Un vero e proprio ban nazionale è quello deciso dal governo di Ankara nei confronti dei social network. La Turchia ha scelto di impedire ai suoi cittadini, per diverse ore, l’utilizzo delle piattaforme più importanti, in risposta all’attentato che ieri ha colpito e scosso il cuore di Istanbul. L’azione è costata la vita a 6 persone, ferendone oltre 80.
Turchia: social bloccati dopo l’esplosione a Istanbul
Il blocco ha interessato Facebook, Instagram e Twitter, ma anche YouTube e Telegram. È stato attuato attraverso un ordine imposto agli ISP, a partire da Turk Telekom che detiene la quota di maggioranza del mercato. Non sono invece risultati interessati altri servizi come WhatsApp. Stando a quanto riportato nell’analisi condotta da NetBlocks, l’accesso alle risorse è stato quasi completamente ristabilito.
Nonostante il graduale ritorno alla normalità, la notizia merita di essere riportata. Da molti stata interpretata come un tentativo di limitare la libertà di espressione e informazione da parte dei cittadini.

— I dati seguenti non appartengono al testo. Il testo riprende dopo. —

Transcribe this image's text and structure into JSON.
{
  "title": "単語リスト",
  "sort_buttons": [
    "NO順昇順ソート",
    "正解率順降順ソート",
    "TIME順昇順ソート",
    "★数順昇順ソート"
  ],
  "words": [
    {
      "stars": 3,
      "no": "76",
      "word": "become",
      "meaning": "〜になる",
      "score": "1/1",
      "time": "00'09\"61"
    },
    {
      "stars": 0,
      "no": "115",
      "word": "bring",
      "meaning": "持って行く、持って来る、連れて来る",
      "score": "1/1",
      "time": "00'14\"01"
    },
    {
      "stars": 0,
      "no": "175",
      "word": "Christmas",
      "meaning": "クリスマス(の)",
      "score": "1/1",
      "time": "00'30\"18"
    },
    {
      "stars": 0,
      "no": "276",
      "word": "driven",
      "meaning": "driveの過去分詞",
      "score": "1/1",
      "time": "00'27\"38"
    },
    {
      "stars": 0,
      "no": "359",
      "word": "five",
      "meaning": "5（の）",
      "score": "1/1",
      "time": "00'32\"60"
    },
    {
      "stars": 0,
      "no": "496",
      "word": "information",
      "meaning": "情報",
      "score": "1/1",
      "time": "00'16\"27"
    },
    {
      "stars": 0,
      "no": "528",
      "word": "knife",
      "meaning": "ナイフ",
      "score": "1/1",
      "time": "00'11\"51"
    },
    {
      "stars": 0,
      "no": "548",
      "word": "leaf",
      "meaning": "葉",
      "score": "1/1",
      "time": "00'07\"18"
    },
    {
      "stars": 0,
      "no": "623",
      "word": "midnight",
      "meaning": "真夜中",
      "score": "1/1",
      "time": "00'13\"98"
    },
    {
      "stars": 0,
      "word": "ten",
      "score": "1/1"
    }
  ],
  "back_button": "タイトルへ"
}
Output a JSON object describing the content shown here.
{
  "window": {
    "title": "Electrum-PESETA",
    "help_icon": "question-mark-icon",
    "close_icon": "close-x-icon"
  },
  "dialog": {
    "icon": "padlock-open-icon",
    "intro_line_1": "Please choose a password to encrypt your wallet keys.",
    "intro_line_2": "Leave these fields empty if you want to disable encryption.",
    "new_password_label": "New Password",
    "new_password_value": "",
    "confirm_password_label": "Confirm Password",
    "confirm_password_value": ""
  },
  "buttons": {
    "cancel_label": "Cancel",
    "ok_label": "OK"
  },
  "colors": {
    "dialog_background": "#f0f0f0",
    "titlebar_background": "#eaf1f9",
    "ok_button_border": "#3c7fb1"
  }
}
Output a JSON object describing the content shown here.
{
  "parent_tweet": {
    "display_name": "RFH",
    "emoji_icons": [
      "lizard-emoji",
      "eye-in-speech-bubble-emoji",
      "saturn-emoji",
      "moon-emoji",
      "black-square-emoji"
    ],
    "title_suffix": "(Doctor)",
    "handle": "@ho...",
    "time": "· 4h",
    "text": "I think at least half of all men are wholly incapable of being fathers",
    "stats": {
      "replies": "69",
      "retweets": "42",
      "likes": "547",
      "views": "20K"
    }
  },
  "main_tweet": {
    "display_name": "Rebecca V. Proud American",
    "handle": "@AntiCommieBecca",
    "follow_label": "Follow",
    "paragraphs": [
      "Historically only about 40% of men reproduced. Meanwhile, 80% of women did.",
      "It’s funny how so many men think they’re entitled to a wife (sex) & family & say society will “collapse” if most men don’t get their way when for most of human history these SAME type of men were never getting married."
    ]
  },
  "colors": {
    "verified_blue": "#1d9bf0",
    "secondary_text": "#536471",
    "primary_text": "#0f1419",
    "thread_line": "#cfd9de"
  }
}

Subito dopo l’attentato, infatti, l’agenzia RTÜK che monitora e regolamenta le trasmissioni radiofoniche e televisive ha imposto alle emittenti il divieto di diffondere aggiornamenti su quanto avvenuto a Istanbul.
Nelle ore del blocco, molti si sono rivolti a un servizio di tipo Virtual Private Network per far transitare le sessioni di navigazione attraverso server localizzati all’estero, ottenendo così un indirizzo IP turco e potendo accedere ai social altrimenti oscurati.
Quanto accaduto alimenta le tensioni e le critiche già rivolte al governo turco. Il mese scorso, infatti, è entrata in vigore la nuova legge contro la disinformazione voluta dal partito AKP di Erdoğan. La norma prevede fino a tre anni di carcere per chiunque commette il reato di creare paura e disturbare l’ordine pubblico
attraverso la condivisione di false informazioni.